Les CAC ont certainement aidé à résoudre le problème des créanciers réfractaires. Comme pour toute innovation contractuelle introduite par les émetteurs souverains au cours des quarante dernières années pour faciliter le processus de restructuration, cependant, les cibles visées ont vite œuvré à trouver un antidote. Ce contre-poison a pris la forme d’une accumulation de droits de vote sur certaines souches seulement (autour de 25 % du principal résiduel) pour échapper aux filets des clauses d’action collective. Mais le jeu continue.
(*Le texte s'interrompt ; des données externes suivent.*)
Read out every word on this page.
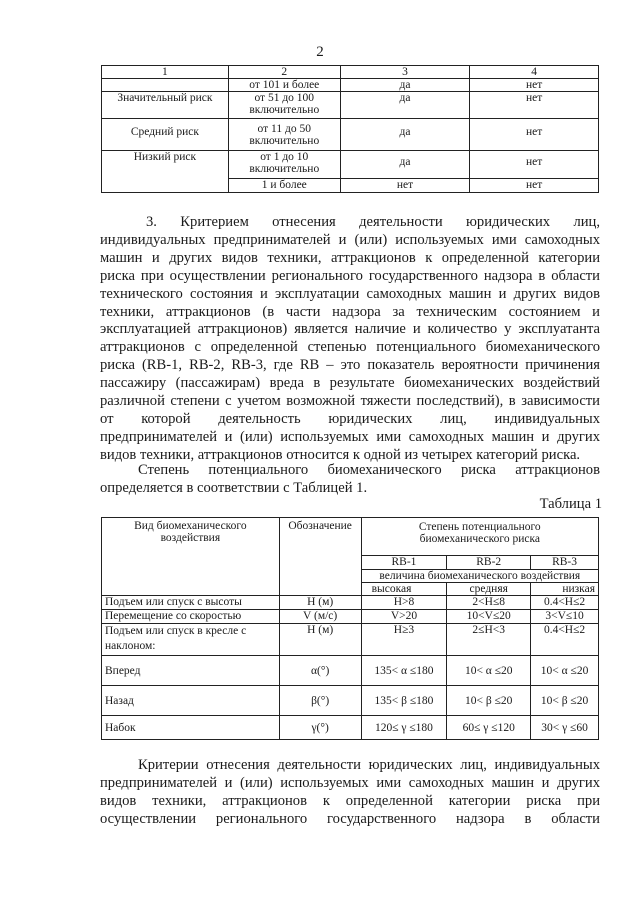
2
1	2	3	4
	от 101 и более	да	нет
Значительный риск	от 51 до 100 включительно	да	нет
Средний риск	от 11 до 50 включительно	да	нет
Низкий риск	от 1 до 10 включительно	да	нет
	1 и более	нет	нет
3. Критерием отнесения деятельности юридических лиц,
индивидуальных предпринимателей и (или) используемых ими самоходных
машин и других видов техники, аттракционов к определенной категории
риска при осуществлении регионального государственного надзора в области
технического состояния и эксплуатации самоходных машин и других видов
техники, аттракционов (в части надзора за техническим состоянием и
эксплуатацией аттракционов) является наличие и количество у эксплуатанта
аттракционов с определенной степенью потенциального биомеханического
риска (RB-1, RB-2, RB-3, где RB – это показатель вероятности причинения
пассажиру (пассажирам) вреда в результате биомеханических воздействий
различной степени с учетом возможной тяжести последствий), в зависимости
от которой деятельность юридических лиц, индивидуальных
предпринимателей и (или) используемых ими самоходных машин и других
видов техники, аттракционов относится к одной из четырех категорий риска.
Степень потенциального биомеханического риска аттракционов
определяется в соответствии с Таблицей 1.
Таблица 1
Вид биомеханического воздействия	Обозначение	Степень потенциального биомеханического риска		
		RB-1	RB-2	RB-3
		величина биомеханического воздействия		
		высокая	средняя	низкая
Подъем или спуск с высоты	H (м)	H>8	2<H≤8	0.4<H≤2
Перемещение со скоростью	V (м/с)	V>20	10<V≤20	3<V≤10
Подъем или спуск в кресле с наклоном:	H (м)	H≥3	2≤H<3	0.4<H≤2
Вперед	α(°)	135< α ≤180	10< α ≤20	10< α ≤20
Назад	β(°)	135< β ≤180	10< β ≤20	10< β ≤20
Набок	γ(°)	120≤ γ ≤180	60≤ γ ≤120	30< γ ≤60
Критерии отнесения деятельности юридических лиц, индивидуальных
предпринимателей и (или) используемых ими самоходных машин и других
видов техники, аттракционов к определенной категории риска при
осуществлении регионального государственного надзора в области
En 2015, les emprunteurs souverains ont introduit une version améliorée de cette clause, portant désormais sur une base agrégée : elle impose au créancier réfractaire d’accumuler 25 % au moins du stock total des titres en circulation – et pas seulement 25 % d’une souche donnée.
Les crises financières qui ont marqué la décennie passée semblent démontrer que les pays de l’OCDE eux-mêmes ne sont pas à l’abri d’un éventuel défaut, comme l’ont illustré la restructuration grecque et aussi les pics de volatilité affichés par les cours de la dette de l’Italie et de l’Espagne, notamment. De telles peurs sont-elles fondées ?
Il est difficile de croire qu’un quelconque pays, indépendamment de son niveau de richesse, ne puisse voir une crise grave le frapper en l’espace de quelques semaines ou de quelques mois, si les marchés refusent de refinancer ses dettes arrivant à échéance. C’est exactement ce qui est arrivé à la Grèce au printemps 2010. Pour les emprunteurs souverains dépourvus de levier géopolitique, c’est le prélude à une restructuration. Les émetteurs dotés d’une certaine voilure géopolitique peuvent quant à eux espérer échapper à ce sort. Par exemple, si un pays emprunte exclusivement dans sa monnaie (comme les États-Unis ou le Japon, notamment), la possibilité de faire jouer la fameuse planche à billets sera en théorie toujours à portée de main – même si cette option est plus théorique que réaliste.
Si la restructuration est perçue comme une menace à la stabilité financière des voisins du pays concerné, ceux-ci, en renflouant l’État défaillant, sauveront aussi ses créanciers privés, comme par miracle. La Grèce (jusqu’en 2012), le Portugal, l’Irlande et Chypre, tous membres de la zone euro, ont ainsi bénéficié d’avances de l’Union européenne et du FMI pour couvrir les montants nécessaires au remboursement de leurs dettes privées pendant la crise de 2010–2014. Enfin, les pays dont la banque centrale est assez forte peuvent trouver un accès aux marchés obligataires internationaux à des coûts tolérables, grâce à l’assouplissement quantitatif – en pratique, l’achat d’obligations souveraines par la banque centrale du pays qui les a émises pour contenir les rendements et préserver sa capacité d’endettement. C’est ce que font de nombreux pays développés et, notamment, la Banque centrale européenne, pour le plus grand profit des États membres de la zone euro.
Les raisons historiques pour lesquelles un emprunteur souverain paie ses dettes sont-elles toujours bien valides ? Le resteront-elles à l’avenir ? Est-ce un risque réel pour les investisseurs et les émetteurs, au vu des standards juridiques en vigueur ?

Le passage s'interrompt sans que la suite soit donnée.